When you have 24 minutes to kill, watch this video. My instructor's in there!
No sooner did I hit send on the improv tournament submission form than the heartburn started. It had asked for the group name (Dirty Harriet). It had asked for a contact person (me). And then it asked for combined years of performance experience. Which is zero.
Shame the form said that classes don't count as experience, because then at least I could put a combined .15 years. I just started classes at Washington Improv Theater (WIT) a few weeks ago, and in that time I have amassed a whopping 7.5 hours' worth of lessons learned. These include:
Listening requiring shutting up. Improv's basic rules are also the basic rules of human communication. Shut your mouth. Open your ears. Pay attention. Observe. Accept others' choices. Support those choices. React. Be confident. And did I mention listening? Are you listening right now? HEY. EYES HERE.
Check your coat and ego at the door. It appears that some bit of my gray matter believes 10 years of doing school or community theater makes me an improv expert, and that I am God's comedic gift to this ragtag class of Washingtonians who are simply trying to learn something new, meet people, or get over their fear of public speaking. This bit of gray matter is persistent and dangerous. It leads me to believe I am perfect and thus have no room to learn.
I am a Type A's Type A. I fight every bossy bone in my body during this class. "Speak up!" the big sister voice yells at the other classmates. "Listen to the teacher! Follow the rules! Wait your turn! Dammit, I paid a lot of money for this class and YOU ARE KILLING ME, PEOPLE!" Somewhere along the way my brain forgot that we're here to have fun! and make shit up! -- two highly unregulable activities that it's also forgetting to participate in.
"And what exactly do you mean by 'outrageous' ... ?" Anyone who knows me knows I am the opposite of outrageous. I follow rules. I avoid extremes. I don't even wear prints. But this class requires me to be as outrageous as I can possibly be.
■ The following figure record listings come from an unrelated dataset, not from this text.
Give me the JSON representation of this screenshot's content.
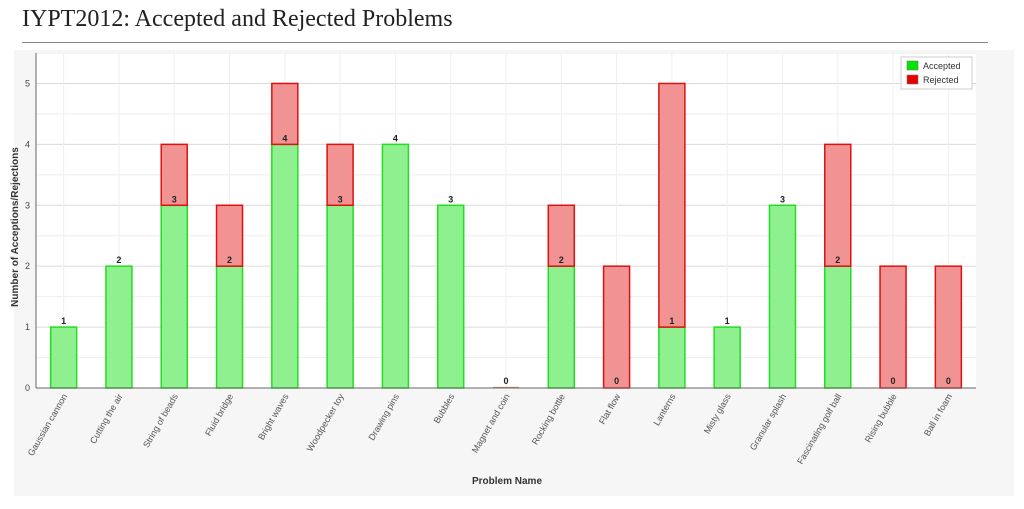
{
  "page": {
    "title": "IYPT2012: Accepted and Rejected Problems"
  },
  "chart_data": {
    "type": "bar",
    "stacked": true,
    "title": "",
    "xlabel": "Problem Name",
    "ylabel": "Number of Acceptions/Rejections",
    "ylim": [
      0,
      5.5
    ],
    "yticks": [
      0,
      1,
      2,
      3,
      4,
      5
    ],
    "grid": true,
    "legend_position": "top-right",
    "categories": [
      "Gaussian cannon",
      "Cutting the air",
      "String of beads",
      "Fluid bridge",
      "Bright waves",
      "Woodpecker toy",
      "Drawing pins",
      "Bubbles",
      "Magnet and coin",
      "Rocking bottle",
      "Flat flow",
      "Lanterns",
      "Misty glass",
      "Granular splash",
      "Fascinating golf ball",
      "Rising bubble",
      "Ball in foam"
    ],
    "series": [
      {
        "name": "Accepted",
        "values": [
          1,
          2,
          3,
          2,
          4,
          3,
          4,
          3,
          0,
          2,
          0,
          1,
          1,
          3,
          2,
          0,
          0
        ],
        "fill": "#8ef08e",
        "stroke": "#22dd22",
        "legend_color": "#00e600"
      },
      {
        "name": "Rejected",
        "values": [
          0,
          0,
          1,
          1,
          1,
          1,
          0,
          0,
          0,
          1,
          2,
          4,
          0,
          0,
          2,
          2,
          2
        ],
        "fill": "#f29393",
        "stroke": "#dd1111",
        "legend_color": "#e60000"
      }
    ],
    "data_labels": [
      "1",
      "2",
      "3",
      "2",
      "4",
      "3",
      "4",
      "3",
      "0",
      "2",
      "0",
      "1",
      "1",
      "3",
      "2",
      "0",
      "0"
    ]
  }
}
It asks me to stretch my body, test my range, and bury my insecurities and sense of propriety for the sake of storytelling. At times I would rather dive from a plane face-first into a sharpened fork. But then again, that's pretty outrageous, so maybe I'm picking it up.
Not surprisingly, many of these lessons give me heartburn too.
So why exactly did I and two classmates decide to enter a tournament in which we are likely to be eliminated quickly and with little fanfare? Because 2012 is the year I just do it. Enough excuses. Enough self-imposed barriers. Enough resistance and pride and brain noise. I'm here to have fun and make shit up. Even if it kills me.
Which it might.
Prayer #198: Yes, And ...
Every time I slam my door, plug my ears, and stick out my tongue at you, I lay down a brick. Over time the bricks build a wall. And eventually I'm standing behind that wall, celebrating to the neighbors that I've beat you at your own game yet straining to see you once they turn their heads.
The thing is, I also lay down a brick every time I shut my mouth, stop my complaints, and stick out my neck for you. But over time these bricks build many walls. Those walls build a home. And eventually I'm standing at an open door where I can walk in any time and find you sitting at the table, warm and cozy, ready to laugh.
Saying yes is the cornerstone. Saying yes is the blueprint. Saying yes is the start.